The point is not that you remember every detail of the Lost Colony of Roanoke, because you don’t, or can solve quadratic equations in your head, because you can’t. It’s that you have been stretching and flexing and exercising your brain, sort of in the way they might have taught me to stretch and flex and exercise my body in gym class if I had been paying attention.

It just seems like it really should not be so hard, so complex.

As I wrote at the time all this locking-down began, the best thing to do in circumstances such as these is to read. A lot. It’s what my father did in the early 1930s when a case of polio left him bedridden for the year he should have been in fifth grade. He wound up graduating from high school a year early.

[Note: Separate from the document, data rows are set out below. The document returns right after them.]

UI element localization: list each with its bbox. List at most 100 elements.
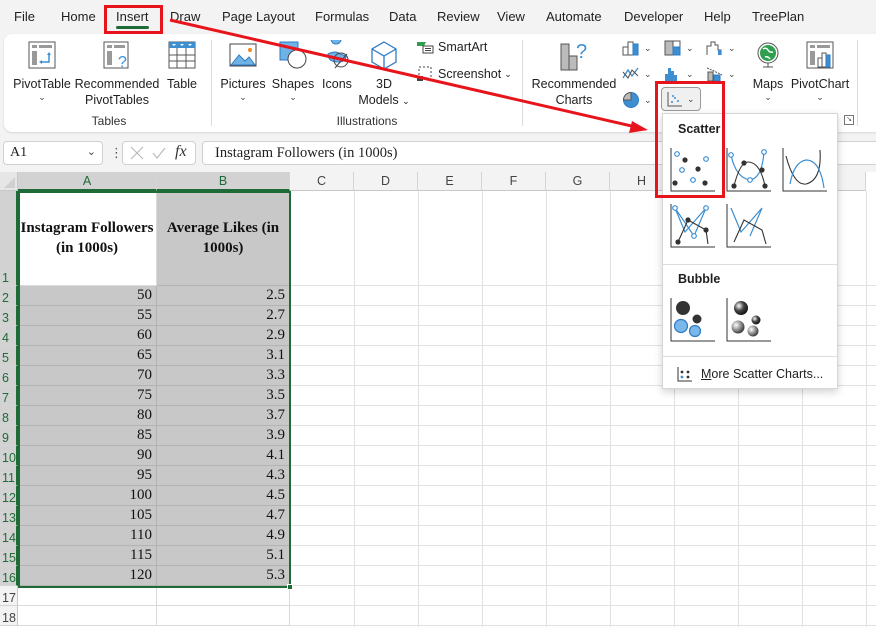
cell-b13[interactable]: 4.7 [157,506,290,526]
tab-home[interactable]: Home [61,9,96,24]
cell-a10[interactable]: 90 [18,446,157,466]
cell-a3[interactable]: 55 [18,306,157,326]
statistic-chart-button[interactable]: ⌄ [664,66,694,82]
tab-view[interactable]: View [497,9,525,24]
column-header-f[interactable]: F [482,172,546,191]
cell-a8[interactable]: 80 [18,406,157,426]
column-chart-button[interactable]: ⌄ [622,40,652,56]
row-header-13[interactable]: 13 [0,506,18,526]
cell-b6[interactable]: 3.3 [157,366,290,386]
recommended-pivottables-button[interactable]: ? Recommended PivotTables [74,40,160,108]
tab-insert[interactable]: Insert [116,9,149,29]
shapes-button[interactable]: Shapes ⌄ [270,40,316,102]
column-header-a[interactable]: A [18,172,157,191]
row-header-12[interactable]: 12 [0,486,18,506]
cell-a9[interactable]: 85 [18,426,157,446]
cell-a13[interactable]: 105 [18,506,157,526]
row-header-10[interactable]: 10 [0,446,18,466]
cell-a1[interactable]: Instagram Followers (in 1000s) [18,191,157,286]
cell-b11[interactable]: 4.3 [157,466,290,486]
row-header-18[interactable]: 18 [0,606,18,626]
cell-b10[interactable]: 4.1 [157,446,290,466]
row-header-5[interactable]: 5 [0,346,18,366]
fill-handle[interactable] [287,584,293,590]
cell-empty[interactable] [18,606,157,626]
cell-b7[interactable]: 3.5 [157,386,290,406]
cell-b9[interactable]: 3.9 [157,426,290,446]
pivottable-button[interactable]: PivotTable ⌄ [12,40,72,102]
cell-a15[interactable]: 115 [18,546,157,566]
row-header-2[interactable]: 2 [0,286,18,306]
combo-chart-button[interactable]: ⌄ [706,66,736,82]
tab-automate[interactable]: Automate [546,9,602,24]
3d-models-button[interactable]: 3D Models ⌄ [358,40,410,109]
row-header-6[interactable]: 6 [0,366,18,386]
3d-bubble-chart-icon[interactable] [726,298,772,342]
row-header-1[interactable]: 1 [0,191,18,286]
line-chart-button[interactable]: ⌄ [622,66,652,82]
scatter-straight-lines-icon[interactable] [726,204,772,248]
cell-a14[interactable]: 110 [18,526,157,546]
column-header-g[interactable]: G [546,172,610,191]
smartart-button[interactable]: SmartArt [416,40,487,54]
row-header-3[interactable]: 3 [0,306,18,326]
row-header-7[interactable]: 7 [0,386,18,406]
table-button[interactable]: Table [162,40,202,92]
more-scatter-charts-link[interactable]: More Scatter Charts... [677,366,823,382]
pie-chart-button[interactable]: ⌄ [622,91,652,109]
maps-button[interactable]: Maps ⌄ [746,40,790,102]
recommended-charts-button[interactable]: ? Recommended Charts [530,40,618,108]
row-header-15[interactable]: 15 [0,546,18,566]
scatter-markers-only-icon[interactable] [670,148,716,192]
cell-b3[interactable]: 2.7 [157,306,290,326]
cell-a11[interactable]: 95 [18,466,157,486]
tab-file[interactable]: File [14,9,35,24]
cell-a7[interactable]: 75 [18,386,157,406]
scatter-smooth-lines-markers-icon[interactable] [726,148,772,192]
icons-button[interactable]: Icons [318,40,356,92]
cell-empty[interactable] [157,586,290,606]
tab-data[interactable]: Data [389,9,416,24]
tab-help[interactable]: Help [704,9,731,24]
tab-review[interactable]: Review [437,9,480,24]
scatter-smooth-lines-icon[interactable] [782,148,828,192]
tab-treeplan[interactable]: TreePlan [752,9,804,24]
cell-b8[interactable]: 3.7 [157,406,290,426]
pictures-button[interactable]: Pictures ⌄ [218,40,268,102]
pivotchart-button[interactable]: PivotChart ⌄ [790,40,850,102]
cell-b16[interactable]: 5.3 [157,566,290,586]
cell-b1[interactable]: Average Likes (in 1000s) [157,191,290,286]
row-header-11[interactable]: 11 [0,466,18,486]
column-header-b[interactable]: B [157,172,290,191]
cell-b14[interactable]: 4.9 [157,526,290,546]
row-header-16[interactable]: 16 [0,566,18,586]
cell-b12[interactable]: 4.5 [157,486,290,506]
cell-empty[interactable] [18,586,157,606]
cell-a4[interactable]: 60 [18,326,157,346]
scatter-straight-lines-markers-icon[interactable] [670,204,716,248]
row-header-14[interactable]: 14 [0,526,18,546]
row-header-4[interactable]: 4 [0,326,18,346]
select-all-button[interactable] [0,172,18,191]
column-header-e[interactable]: E [418,172,482,191]
cell-a2[interactable]: 50 [18,286,157,306]
tab-developer[interactable]: Developer [624,9,683,24]
column-header-c[interactable]: C [290,172,354,191]
insert-function-button[interactable]: fx [175,143,187,161]
cell-b4[interactable]: 2.9 [157,326,290,346]
enter-icon[interactable] [151,145,167,161]
column-header-d[interactable]: D [354,172,418,191]
row-header-8[interactable]: 8 [0,406,18,426]
screenshot-button[interactable]: Screenshot ⌄ [416,66,512,82]
scatter-chart-button[interactable]: ⌄ [661,87,701,111]
hierarchy-chart-button[interactable]: ⌄ [664,40,694,56]
cell-b5[interactable]: 3.1 [157,346,290,366]
dialog-launcher-icon[interactable]: ↘ [844,115,854,125]
cell-empty[interactable] [157,606,290,626]
cancel-icon[interactable] [129,145,145,161]
cell-b2[interactable]: 2.5 [157,286,290,306]
cell-a5[interactable]: 65 [18,346,157,366]
name-box[interactable]: A1 ⌄ [3,141,103,165]
waterfall-chart-button[interactable]: ⌄ [706,40,736,56]
tab-draw[interactable]: Draw [170,9,200,24]
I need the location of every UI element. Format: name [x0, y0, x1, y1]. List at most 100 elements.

It’s like what the flight attendants say as part of that safety presentation nobody listens to. In case of an emergency landing, don’t stop to grab your bags. Just get the heck down the inflatable slide.

When our whole educational system is forced to make an unscheduled landing, it seems unrealistic to save everything. Just save what’s necessary. Literacy. Assign reading lists, with some required and some elective. Have everybody write about what they read. Go on Zoom for a couple of hours and discuss what you read. A little one-on-one time with teachers, in person or not, so that no student gets left behind.

It’s not a Ph.D. from MIT. It’s enough to keep the gears moving while we wait for the rescue trucks to arrive.

(Francisco Kjolseth | The Salt Lake Tribune) George Pyle.

George Pyle, opinion editor of The Salt Lake Tribune, has, through nine months of isolation, read a whole two books, finished a few he had started months before, and is now about a third of the way into two others.